Idealerweise entsteht eine Persona dadurch, dass man Informationen über seine Zielgruppe sammelt, d.h. Marktforschung betreibt. Man nimmt diese Person also nicht einfach aus der Luft, sondern man baut sie tatsächlich auf realen Personen auf: Im Prinzip macht man einen Querschnitt durch seine Zielgruppe und schaut, was da alles zusammenkommt.

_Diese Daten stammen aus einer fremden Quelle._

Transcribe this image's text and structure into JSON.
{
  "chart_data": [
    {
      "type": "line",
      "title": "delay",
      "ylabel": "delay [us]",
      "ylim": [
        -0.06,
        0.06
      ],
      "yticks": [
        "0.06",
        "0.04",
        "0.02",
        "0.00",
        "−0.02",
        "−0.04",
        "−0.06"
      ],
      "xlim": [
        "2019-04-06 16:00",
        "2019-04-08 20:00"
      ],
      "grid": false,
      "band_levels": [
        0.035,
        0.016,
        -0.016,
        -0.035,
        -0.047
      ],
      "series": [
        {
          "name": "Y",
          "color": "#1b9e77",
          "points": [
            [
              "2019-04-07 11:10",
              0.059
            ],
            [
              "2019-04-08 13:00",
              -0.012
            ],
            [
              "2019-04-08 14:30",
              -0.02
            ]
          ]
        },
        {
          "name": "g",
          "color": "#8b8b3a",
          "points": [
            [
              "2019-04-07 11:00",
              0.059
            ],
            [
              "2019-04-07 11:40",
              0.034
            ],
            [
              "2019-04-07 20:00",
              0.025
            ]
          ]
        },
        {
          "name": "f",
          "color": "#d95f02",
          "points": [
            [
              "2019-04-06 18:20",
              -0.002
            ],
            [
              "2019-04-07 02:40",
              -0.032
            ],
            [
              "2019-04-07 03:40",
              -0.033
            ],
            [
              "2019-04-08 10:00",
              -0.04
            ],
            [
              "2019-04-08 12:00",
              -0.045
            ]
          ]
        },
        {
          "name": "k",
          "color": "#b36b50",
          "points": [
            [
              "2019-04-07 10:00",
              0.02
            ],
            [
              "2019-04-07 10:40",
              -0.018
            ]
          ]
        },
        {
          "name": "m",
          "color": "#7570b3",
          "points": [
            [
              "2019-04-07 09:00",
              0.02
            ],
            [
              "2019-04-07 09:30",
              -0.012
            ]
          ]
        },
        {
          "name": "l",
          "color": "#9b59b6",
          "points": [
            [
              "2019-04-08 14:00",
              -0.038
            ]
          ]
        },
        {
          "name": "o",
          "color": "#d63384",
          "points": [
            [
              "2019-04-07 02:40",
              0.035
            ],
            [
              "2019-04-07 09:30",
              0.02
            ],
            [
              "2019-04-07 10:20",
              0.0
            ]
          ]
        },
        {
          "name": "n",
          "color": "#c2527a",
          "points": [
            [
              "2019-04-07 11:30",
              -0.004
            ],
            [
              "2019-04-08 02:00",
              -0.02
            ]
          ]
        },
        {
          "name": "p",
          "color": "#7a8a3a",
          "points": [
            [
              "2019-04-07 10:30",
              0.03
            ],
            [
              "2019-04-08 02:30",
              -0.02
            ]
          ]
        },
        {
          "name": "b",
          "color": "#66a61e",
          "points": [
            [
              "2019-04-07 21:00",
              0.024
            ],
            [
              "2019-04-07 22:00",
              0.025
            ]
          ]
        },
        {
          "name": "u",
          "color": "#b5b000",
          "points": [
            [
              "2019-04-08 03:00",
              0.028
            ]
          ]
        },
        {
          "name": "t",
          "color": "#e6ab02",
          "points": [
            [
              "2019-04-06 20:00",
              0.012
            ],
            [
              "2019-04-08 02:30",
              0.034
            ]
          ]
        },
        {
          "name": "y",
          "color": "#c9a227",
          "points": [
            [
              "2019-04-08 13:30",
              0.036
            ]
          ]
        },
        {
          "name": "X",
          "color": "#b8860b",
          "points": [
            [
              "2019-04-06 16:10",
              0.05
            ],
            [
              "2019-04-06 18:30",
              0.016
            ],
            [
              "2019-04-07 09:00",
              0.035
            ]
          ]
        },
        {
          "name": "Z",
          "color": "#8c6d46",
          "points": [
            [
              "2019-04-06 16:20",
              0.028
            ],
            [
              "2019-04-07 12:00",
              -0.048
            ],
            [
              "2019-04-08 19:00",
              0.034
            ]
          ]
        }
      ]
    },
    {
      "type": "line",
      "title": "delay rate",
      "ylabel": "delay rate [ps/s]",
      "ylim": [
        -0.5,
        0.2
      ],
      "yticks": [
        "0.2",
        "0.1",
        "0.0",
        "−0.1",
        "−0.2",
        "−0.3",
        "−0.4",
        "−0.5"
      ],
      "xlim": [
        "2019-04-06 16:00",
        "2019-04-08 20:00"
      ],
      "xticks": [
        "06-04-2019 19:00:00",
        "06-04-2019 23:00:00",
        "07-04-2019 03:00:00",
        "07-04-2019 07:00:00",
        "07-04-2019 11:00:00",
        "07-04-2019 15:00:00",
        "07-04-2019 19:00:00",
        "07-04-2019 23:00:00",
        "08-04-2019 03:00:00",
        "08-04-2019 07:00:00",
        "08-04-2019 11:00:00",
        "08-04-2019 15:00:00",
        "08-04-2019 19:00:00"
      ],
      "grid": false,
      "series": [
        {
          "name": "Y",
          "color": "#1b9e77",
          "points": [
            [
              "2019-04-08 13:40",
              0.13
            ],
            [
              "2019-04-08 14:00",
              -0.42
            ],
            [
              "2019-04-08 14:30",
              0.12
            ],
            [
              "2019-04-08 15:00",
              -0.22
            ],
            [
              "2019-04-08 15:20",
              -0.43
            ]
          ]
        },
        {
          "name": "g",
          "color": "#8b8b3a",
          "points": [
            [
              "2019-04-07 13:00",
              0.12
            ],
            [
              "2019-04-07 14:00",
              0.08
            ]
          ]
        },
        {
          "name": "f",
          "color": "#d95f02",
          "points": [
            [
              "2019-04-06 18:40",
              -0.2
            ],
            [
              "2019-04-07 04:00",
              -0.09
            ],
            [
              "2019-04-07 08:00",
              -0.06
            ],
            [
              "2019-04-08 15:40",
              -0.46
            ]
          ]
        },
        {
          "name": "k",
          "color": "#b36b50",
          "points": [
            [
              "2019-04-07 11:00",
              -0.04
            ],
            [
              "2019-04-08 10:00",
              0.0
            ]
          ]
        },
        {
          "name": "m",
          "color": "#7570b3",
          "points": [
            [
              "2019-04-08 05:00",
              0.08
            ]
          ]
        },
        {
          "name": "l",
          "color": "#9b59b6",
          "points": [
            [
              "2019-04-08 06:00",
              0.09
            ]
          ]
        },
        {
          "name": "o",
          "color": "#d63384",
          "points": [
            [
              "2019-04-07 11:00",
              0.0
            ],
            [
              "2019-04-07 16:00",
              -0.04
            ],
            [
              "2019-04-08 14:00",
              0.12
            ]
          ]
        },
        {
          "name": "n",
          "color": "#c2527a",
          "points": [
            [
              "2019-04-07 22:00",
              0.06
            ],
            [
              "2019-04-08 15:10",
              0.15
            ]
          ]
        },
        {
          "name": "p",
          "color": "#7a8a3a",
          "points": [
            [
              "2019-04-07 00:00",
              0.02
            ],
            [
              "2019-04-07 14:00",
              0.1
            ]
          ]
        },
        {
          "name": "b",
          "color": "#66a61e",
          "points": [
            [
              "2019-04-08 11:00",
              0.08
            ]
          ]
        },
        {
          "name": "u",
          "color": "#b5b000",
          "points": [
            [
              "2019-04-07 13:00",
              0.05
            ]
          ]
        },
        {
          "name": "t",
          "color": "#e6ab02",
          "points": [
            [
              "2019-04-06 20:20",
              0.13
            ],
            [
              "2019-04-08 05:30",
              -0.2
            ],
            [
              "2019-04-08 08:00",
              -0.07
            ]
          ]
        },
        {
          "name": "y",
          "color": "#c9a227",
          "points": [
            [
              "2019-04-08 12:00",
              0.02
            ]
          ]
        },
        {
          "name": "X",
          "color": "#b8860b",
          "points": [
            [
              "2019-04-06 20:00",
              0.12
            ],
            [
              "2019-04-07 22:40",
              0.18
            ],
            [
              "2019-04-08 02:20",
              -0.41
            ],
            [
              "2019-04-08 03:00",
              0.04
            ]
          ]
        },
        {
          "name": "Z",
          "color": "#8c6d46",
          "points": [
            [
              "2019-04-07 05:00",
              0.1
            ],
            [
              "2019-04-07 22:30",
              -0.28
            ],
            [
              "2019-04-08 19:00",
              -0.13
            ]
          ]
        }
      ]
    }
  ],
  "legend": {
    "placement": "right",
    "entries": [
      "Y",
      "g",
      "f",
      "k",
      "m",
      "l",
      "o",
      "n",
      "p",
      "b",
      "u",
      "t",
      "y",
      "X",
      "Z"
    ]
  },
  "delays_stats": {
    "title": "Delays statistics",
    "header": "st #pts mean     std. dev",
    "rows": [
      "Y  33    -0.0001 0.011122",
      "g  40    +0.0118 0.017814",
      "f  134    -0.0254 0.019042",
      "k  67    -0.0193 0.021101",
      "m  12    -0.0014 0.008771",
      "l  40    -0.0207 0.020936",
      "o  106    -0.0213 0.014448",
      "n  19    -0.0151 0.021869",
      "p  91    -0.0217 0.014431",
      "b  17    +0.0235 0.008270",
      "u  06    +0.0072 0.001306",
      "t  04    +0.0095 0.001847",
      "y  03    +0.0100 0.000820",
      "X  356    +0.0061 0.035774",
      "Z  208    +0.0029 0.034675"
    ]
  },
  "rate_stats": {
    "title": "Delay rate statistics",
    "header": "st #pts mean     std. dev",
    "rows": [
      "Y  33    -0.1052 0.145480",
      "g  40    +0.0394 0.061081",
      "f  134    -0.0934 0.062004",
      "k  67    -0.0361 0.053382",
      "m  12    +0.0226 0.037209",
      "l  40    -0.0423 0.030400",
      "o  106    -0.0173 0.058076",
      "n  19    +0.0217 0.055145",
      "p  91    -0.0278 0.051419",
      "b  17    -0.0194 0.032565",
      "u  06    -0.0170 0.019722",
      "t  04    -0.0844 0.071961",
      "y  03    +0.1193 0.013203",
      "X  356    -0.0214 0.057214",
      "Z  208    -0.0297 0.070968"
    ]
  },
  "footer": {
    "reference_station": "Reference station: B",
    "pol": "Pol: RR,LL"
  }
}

Der Sinn einer Persona ist es, dass sie einem selbst die Zielgruppe näherbringt.
Eine Beispielgeschichte
Um das Prinzip näher zu erklären, wird mir meine eigene Fanfiction dienen: Odyssee eines Terminkalenders. Hier habe ich erstmals wirklich bewusst für eine Zielgruppe geschrieben (nämlich die Fans der Originalgeschichte) und das hat mir auch den erhofften Erfolg in Form von Lob und einem Fanfiction-Oscar eingebracht.
Angesiedelt ist die Geschichte im Fandom Sweet Amoris. Das ist ein Online-Spiel, in dem man seine Spielfigur selbst gestaltet und dann eine romantische Slice-of-life-Story im Mangastil erlebt. Dabei beeinflusst man den Plot durch eigene Entscheidungen und kommt im Verlauf der Kapitel mit einem von fünf möglichen Jungs zusammen.
In der Fanfiction selbst geht es um Folgendes:
Ein neuer Schüler macht Sweet Amoris unsicher. Buchstäblich, denn sein unschöner Ruf eilt ihm voraus. Was für ein Pech für die schüchterne Viola (Nebenfigur aus der Originalgeschichte), die ihm seinen Terminkalender wiedergeben muss! Doch nach und nach kommt sie seiner wahren Persönlichkeit auf die Schliche und lernt dabei auch noch, über ihren Schatten zu springen …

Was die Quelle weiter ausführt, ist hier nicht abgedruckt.